Veit May 11, 2012 at 09:20 PM
Ricardo, As someone who used to commute to Silicon Valley from Marin, I know there are two situations which would have got me to quit doing it (BTW: these two work best in tandem): 1. Increase the cost of energy to reflect its true cost, including emissions. Add $1 in taxes per gallon of gas every year until gas hits $10/gallon. Help the poorer people with vouchers to make that shift more gradual for them. Use the money to improve public transportation. Then, while the 3bd rental in Sonoma might the same price as the 2bd rental here, cost of commuting would make it much more desirable to live closer to where you work. 2. Make access to big cities harder for cars. Ever been to Zurich? Imagine San Francisco being similar to Zurich - 2 lanes of the Golden Gate bridge reserved for trains, 2 for buses and only one lane going in and out for cars. Public transit having the right of way everywhere. Parking highly restricted in downtown Zurich. That would get people out of their cars and into public transit very quickly. It's faster to park your car at a Park&Ride outside of Zurich and take public transportation than driving in. Of course, I also understand that this scenario is politically undesirable here and thus will not happen. At least, ABAG would have to rethink its faulty approach...
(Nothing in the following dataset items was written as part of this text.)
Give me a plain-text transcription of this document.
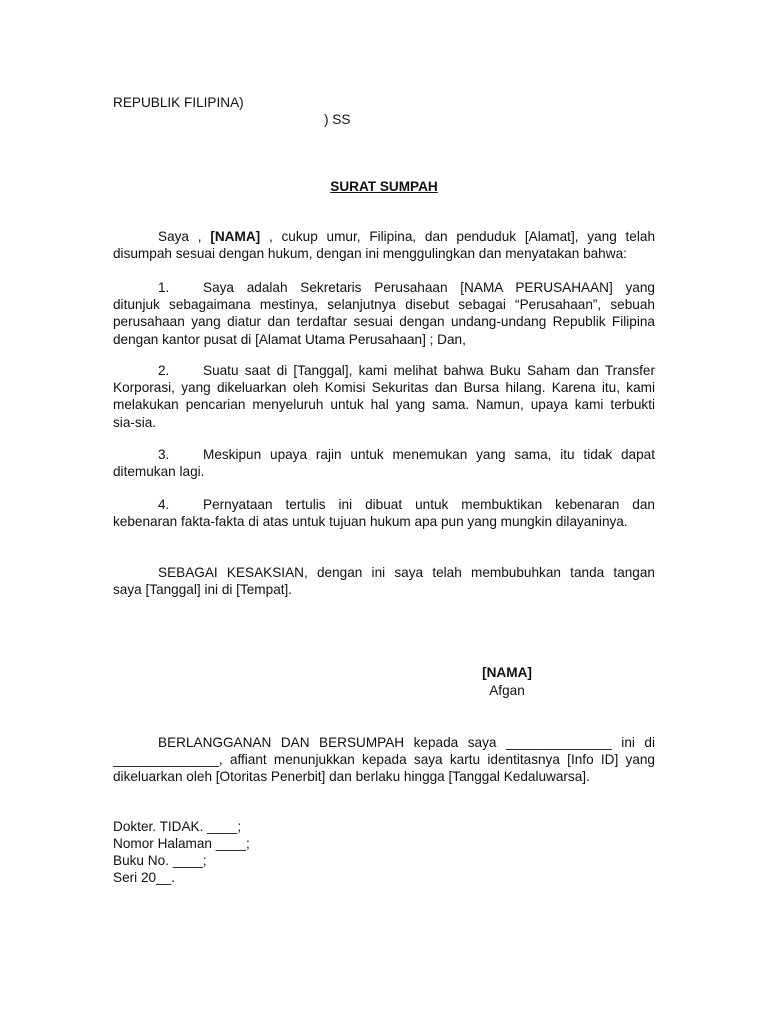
REPUBLIK FILIPINA)
) SS
SURAT SUMPAH
Saya , [NAMA] , cukup umur, Filipina, dan penduduk [Alamat], yang telah
disumpah sesuai dengan hukum, dengan ini menggulingkan dan menyatakan bahwa:
1. Saya adalah Sekretaris Perusahaan [NAMA PERUSAHAAN] yang
ditunjuk sebagaimana mestinya, selanjutnya disebut sebagai “Perusahaan”, sebuah
perusahaan yang diatur dan terdaftar sesuai dengan undang-undang Republik Filipina
dengan kantor pusat di [Alamat Utama Perusahaan] ; Dan,
2. Suatu saat di [Tanggal], kami melihat bahwa Buku Saham dan Transfer
Korporasi, yang dikeluarkan oleh Komisi Sekuritas dan Bursa hilang. Karena itu, kami
melakukan pencarian menyeluruh untuk hal yang sama. Namun, upaya kami terbukti
sia-sia.
3. Meskipun upaya rajin untuk menemukan yang sama, itu tidak dapat
ditemukan lagi.
4. Pernyataan tertulis ini dibuat untuk membuktikan kebenaran dan
kebenaran fakta-fakta di atas untuk tujuan hukum apa pun yang mungkin dilayaninya.
SEBAGAI KESAKSIAN, dengan ini saya telah membubuhkan tanda tangan
saya [Tanggal] ini di [Tempat].
[NAMA]
Afgan
BERLANGGANAN DAN BERSUMPAH kepada saya ______________ ini di
______________, affiant menunjukkan kepada saya kartu identitasnya [Info ID] yang
dikeluarkan oleh [Otoritas Penerbit] dan berlaku hingga [Tanggal Kedaluwarsa].
Dokter. TIDAK. ____;
Nomor Halaman ____;
Buku No. ____;
Seri 20__.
Bob Silvestri May 11, 2012 at 11:30 PM
I always find this "get rid of cars" approach very strange. The logic is that cars are somehow an immutable thing that are a given, whereas in fact they're just another machine no different than our homes (which produce a lot of GHGs) or appliances and gadgets (which use lots of energy that's mostly not green), etc. The logic presents us only two choices, what we have now or a complete remaking of society (at a cost of hundreds of billions), a complete reengineering of human nature (to want to have a family and live in a home not an apartment), and to turn all this over to bigger and bigger government. Why not just force vehicle manufacturers to start producing 100% recyclable, 100% GHG free vehicles? The technology exists. Of course that would mean ending the centi-billion dollar annual subsidy to oil production, a sea change in politics and business cronyism as usual. Is turning the SF Bay Area into Zurich really the best solution available to us?
Bob Silvestri May 12, 2012 at 01:08 AM
Worth reading: http://www.newgeography.com/content/002818-the-export-business-california-people-and-jobs?utm_source=feedburner&utm_medium=email&utm_campaign=Feed%3A+Newgeography+%28Newgeography.com+-+Economic%2C+demographic%2C+and+political+commentary+about+places%29
Linda Rames May 12, 2012 at 01:56 AM
Linda Rames It is clearly time for Marin County to opt out of ABAG. This organization is not only irrelevant, it is obsolete. Things are not the same as they were in 1961; yet, ABAG would have us believe a big brother, top down approach to workforce housing is the best way to solve a problem which actually doesn't exist in Marin. Why would we, the citizens of Marin County, agree to build housing for job holders when the jobs don't exist? Current studies and the 2010 census show that Marin has grown 2.1% in 10 years and has actually lost businesses which would employ low earning employees. So ABAG wants to build high density apartment complexes to house people who don't have jobs in Marin. Who benefits from this idiocy? Certainly, it is not the residents of Marin County. So, it is time to opt out of ABAG.
Dave Coury October 09, 2012 at 08:27 PM
Opt out? Do you understand the consequences? Marin would no longer have a voice at the table when regional planning issues are discussed. Marin would not be able to particpate in or influence decisions which would effect us; however, it would not negate Marin's responsibilities under State law.